The new $27.75-per-share offer from Netflix replaces its earlier cash-and-stock bid for $23.25 in cash and $4.50 in Netflix stock.

“The merger consideration is a fixed cash amount to be paid by an investment-grade company, providing [Warner Bros] stockholders with certainty of value and liquidity immediately upon closing the merger,” Warner Bros said.

The company’s board also disclosed its valuation for Discovery Global, a planned spin-off that will contain television assets, including CNN and TNT Sports and the Discovery+ streaming service.

The board has maintained that the Netflix merger deal is superior to Paramount Skydance’s $30-per-share cash bid for the company because Warner Bros’s investors would retain a stake in the separately traded Discovery Global.

Warner Bros’s advisers used three separate approaches for valuing Discovery Global. The lowest share price they arrived at was $1.33 per share, by applying a single value across the whole company. The high end of the range they determined was a price of $6.86 a share, if the spin-off became involved in a future deal.

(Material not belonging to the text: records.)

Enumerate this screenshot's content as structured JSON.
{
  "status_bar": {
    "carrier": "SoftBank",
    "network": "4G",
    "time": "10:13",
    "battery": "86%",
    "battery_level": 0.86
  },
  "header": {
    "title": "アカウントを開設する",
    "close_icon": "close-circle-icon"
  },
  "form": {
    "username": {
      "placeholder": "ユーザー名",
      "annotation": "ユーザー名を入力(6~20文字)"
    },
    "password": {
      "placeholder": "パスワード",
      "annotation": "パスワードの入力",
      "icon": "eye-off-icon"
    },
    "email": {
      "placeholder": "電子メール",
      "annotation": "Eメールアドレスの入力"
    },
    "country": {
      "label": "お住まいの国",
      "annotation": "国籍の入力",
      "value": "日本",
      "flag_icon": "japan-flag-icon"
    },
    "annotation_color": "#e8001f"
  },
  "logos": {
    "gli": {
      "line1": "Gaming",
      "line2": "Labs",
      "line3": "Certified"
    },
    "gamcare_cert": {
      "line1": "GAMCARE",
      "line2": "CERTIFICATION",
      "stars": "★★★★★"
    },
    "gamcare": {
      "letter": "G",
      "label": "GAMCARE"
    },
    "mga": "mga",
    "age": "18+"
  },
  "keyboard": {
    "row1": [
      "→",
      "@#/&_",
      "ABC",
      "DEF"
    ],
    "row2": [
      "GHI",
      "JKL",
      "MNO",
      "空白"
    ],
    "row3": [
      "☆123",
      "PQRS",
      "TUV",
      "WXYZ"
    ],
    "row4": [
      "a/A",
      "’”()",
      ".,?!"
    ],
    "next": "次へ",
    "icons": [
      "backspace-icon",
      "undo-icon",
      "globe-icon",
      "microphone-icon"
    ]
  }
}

Paramount has said the cable spinoff central to the streaming giant’s offer is effectively worthless.

A looming deadline

The rival bidder went to court on January 12 to expedite the disclosure of this information, so investors could evaluate the competing offers for Warner Bros. A Delaware court judge rejected the request, finding that Paramount had failed to demonstrate it would suffer irreparable harm from the alleged inadequate disclosures about Warner Bros’s cable TV business.

Paramount Skydance, whose tender offer expires on January 21, did not immediately respond to a Reuters request for comment.

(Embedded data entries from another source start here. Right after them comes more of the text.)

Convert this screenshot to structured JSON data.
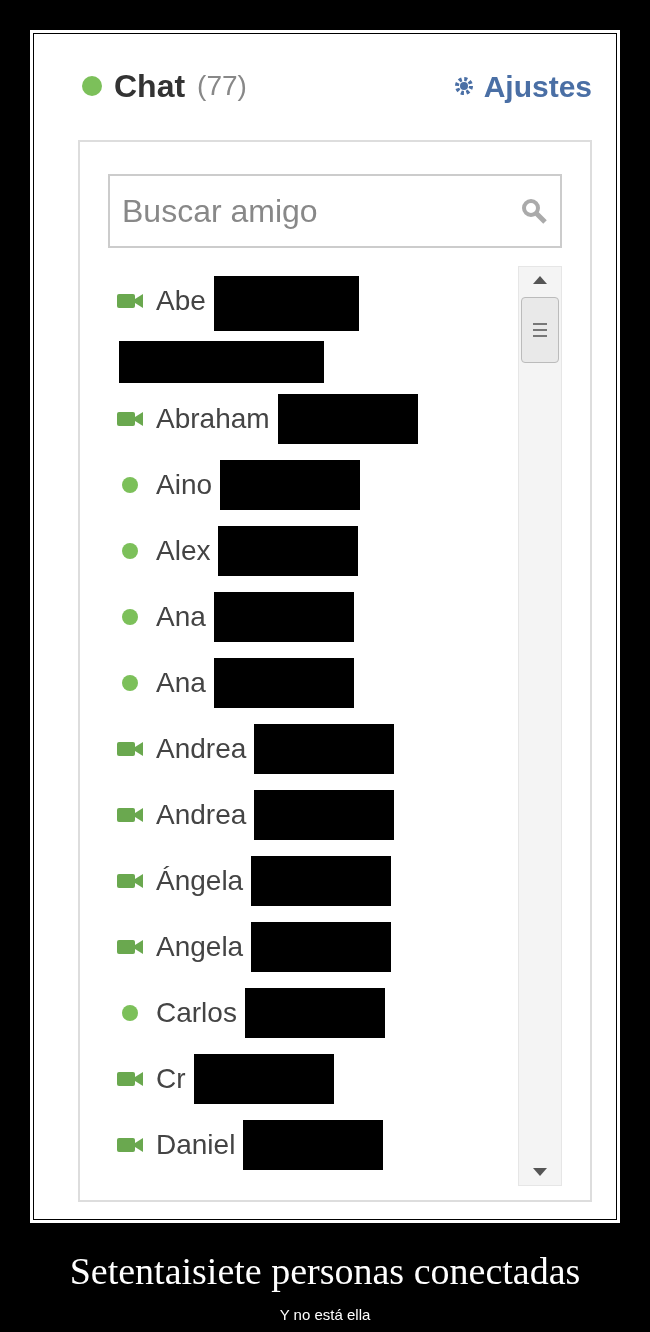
{
  "header": {
    "title": "Chat",
    "count": "(77)",
    "settings": "Ajustes"
  },
  "search": {
    "placeholder": "Buscar amigo"
  },
  "contacts": [
    {
      "name": "Abe",
      "kind": "video",
      "redacted": true,
      "redaction_wraps": true
    },
    {
      "name": "Abraham",
      "kind": "video",
      "redacted": true,
      "redaction_wraps": false
    },
    {
      "name": "Aino",
      "kind": "online",
      "redacted": true,
      "redaction_wraps": false
    },
    {
      "name": "Alex",
      "kind": "online",
      "redacted": true,
      "redaction_wraps": false
    },
    {
      "name": "Ana",
      "kind": "online",
      "redacted": true,
      "redaction_wraps": false
    },
    {
      "name": "Ana",
      "kind": "online",
      "redacted": true,
      "redaction_wraps": false
    },
    {
      "name": "Andrea",
      "kind": "video",
      "redacted": true,
      "redaction_wraps": false
    },
    {
      "name": "Andrea",
      "kind": "video",
      "redacted": true,
      "redaction_wraps": false
    },
    {
      "name": "Ángela",
      "kind": "video",
      "redacted": true,
      "redaction_wraps": false
    },
    {
      "name": "Angela",
      "kind": "video",
      "redacted": true,
      "redaction_wraps": false
    },
    {
      "name": "Carlos",
      "kind": "online",
      "redacted": true,
      "redaction_wraps": false
    },
    {
      "name": "Cr",
      "kind": "video",
      "redacted": true,
      "redaction_wraps": false
    },
    {
      "name": "Daniel",
      "kind": "video",
      "redacted": true,
      "redaction_wraps": false
    }
  ],
  "caption": {
    "title": "Setentaisiete personas conectadas",
    "subtitle": "Y no está ella"
  }
}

“Paramount will make another appeal to shareholders. Unless Paramount raises its bid, the appeal will be window dressing,” E-marketer analyst Ross Benes said.

The race is expected to come to a head at a shareholder vote later this year as Warner investors weigh the value of cable assets.

Warner Bros reiterated its reasons for rejecting the Paramount bid, saying its all-cash offer of $30 a share was insufficient after factoring in the “price and numerous risks, costs and uncertainties”.

“Netflix’s move to go all‑cash on the Warner Bros deal is a smart pivot at a time when its own falling share price had begun to weaken its hand,” said Matt Britzman, senior equity analyst at Hargreaves Lansdown. “A cash bid strips away uncertainty and is unquestionably more appealing from Warner Bros’s perspective, even if it does nothing to ease regulatory scrutiny.”

A merger with Netflix would leave the combined company with roughly $85bn in debt, compared with $87bn for Paramount. But Netflix is worth considerably more, with a market valuation of $402bn, compared with $12.6bn for Paramount.

The Netflix tie-up would be less leveraged – carrying a leverage ratio of under four – than a ratio of about seven with Paramount.

Netflix also agreed to allow Warner Bros to reduce the amount of indebtedness to be borne by Discovery Global by $260m, according to the regulatory filing.

Netflix also has an investment-grade credit rating, whereas Paramount’s bonds are rated at junk levels by S&P and would likely come under further pressure, Warner Bros said in its filing.

Winning over shareholders’ approval, however, may only be the first step in what could be a long process, given that lawmakers across ⁠the political spectrum have ​voiced concerns that further media consolidation could drive up prices and reduce consumer choice.

The Ellisons have argued that their relationship with Trump gives them an easier regulatory path to approval.